East County Housing Affordability Heading into 2017

November 26, 2016

C.A.R.'s Center for California Real Estate (CCRE) recently convened about 100 participants, including economists, state and local officials, academics, and other housing experts to discuss housing affordability and California's future. C.A.R. CEO Joel Singer and C.A.R. Chief Economist Leslie Appleton-Young set the stage with some sobering statistics: California ranks 49th in the nation in home ownership rate and last in affordability. If these trends continue, California will become a state where renters are the majority instead of homeowners.

Keynote speaker Carol Galante, faculty director at UC Berkeley’s Terner Center for Housing Innovation, discussed some of the key factors causing the affordability crisis and cited possible solutions.
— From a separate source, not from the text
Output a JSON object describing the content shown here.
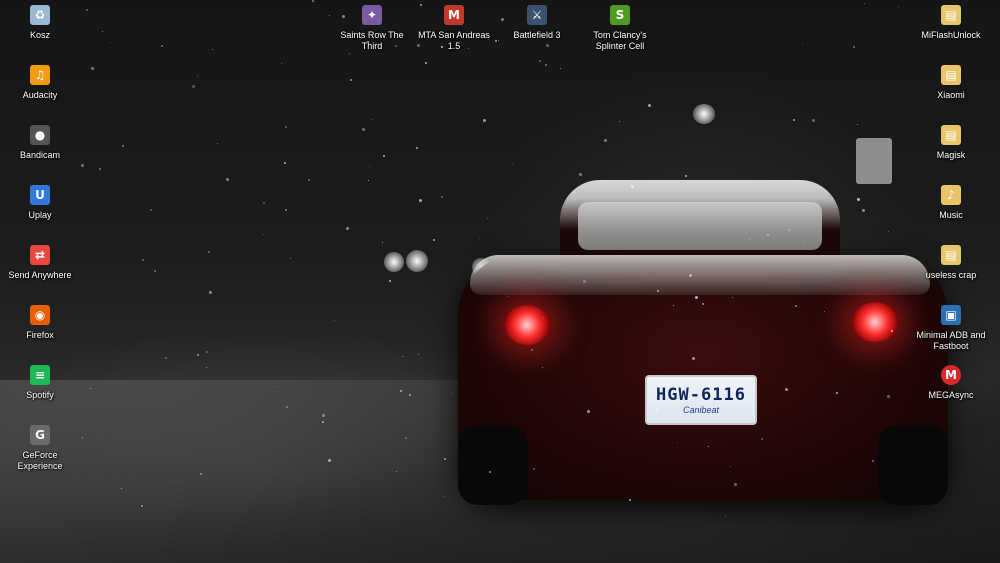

She indicated that job growth and a housing imbalance, population growth and demographic shifts in cities, climate change challenges, and stagnant incomes in the face of rising costs of living were some of the causes. Among solutions, Galante suggested expanding the supply and lowering the cost of housing by streamlining the development approvals process and addressing regulatory barriers to housing production, expanding access by giving renters a tax credit and developing new mortgage products to increase access to home ownership.

The Summit also had three round tables with panelists comprised of industry leaders, who addressed policy solutions, the economics of affordability, and land use, supply and zoning in the development of residential real estate.
CCRE will have a complete wrap-up report and videos in the coming weeks, so please keep your eyes open. 

New Housing Costs as New Buyers Enter the Market in 2017
In 2017, recent trends will reverse course as the housing market's economic recovery enters a new stage, according to an analysis by Zillow. Renting will become more affordable, more Americans will drive to work, and the home ownership rate will bounce back from historical lows.

Millennial's will play a significant role in increasing the home ownership rate. Nearly half of all buyers in 2016 were first-time buyers, and millennial's made up over half of this group of buyers.

Zillow's 2017 housing market predictions

  • Cities will focus on denser development of smaller homes close to public transit and urban centers.
  • More millennial's will become homeowners, driving up the home ownership rate. Millennial's are also more racially diverse, so more homeowners will be people of color, reflecting the changing demographics of the United States.
  • Rental affordability will improve as incomes rise and growth in rents slows.
  • Buyers of new homes will have to spend more as builders cover the cost of rising construction wages, driven even higher in 2017 by continued labor shortages, which could be worsened by tougher immigration policies under President-elect Trump.
  • The percentage of people who drive to work will rise for the first time in a decade as homeowners move further into the suburbs seeking affordable housing – putting them further from adequate public transit options.
  • Home values will grow 3.6 percent in 2017, according to more than 100 economic and housing experts surveyed in the latest Zillow Home Price Expectations Survey. National home values have risen 4.8 percent so far in 2016.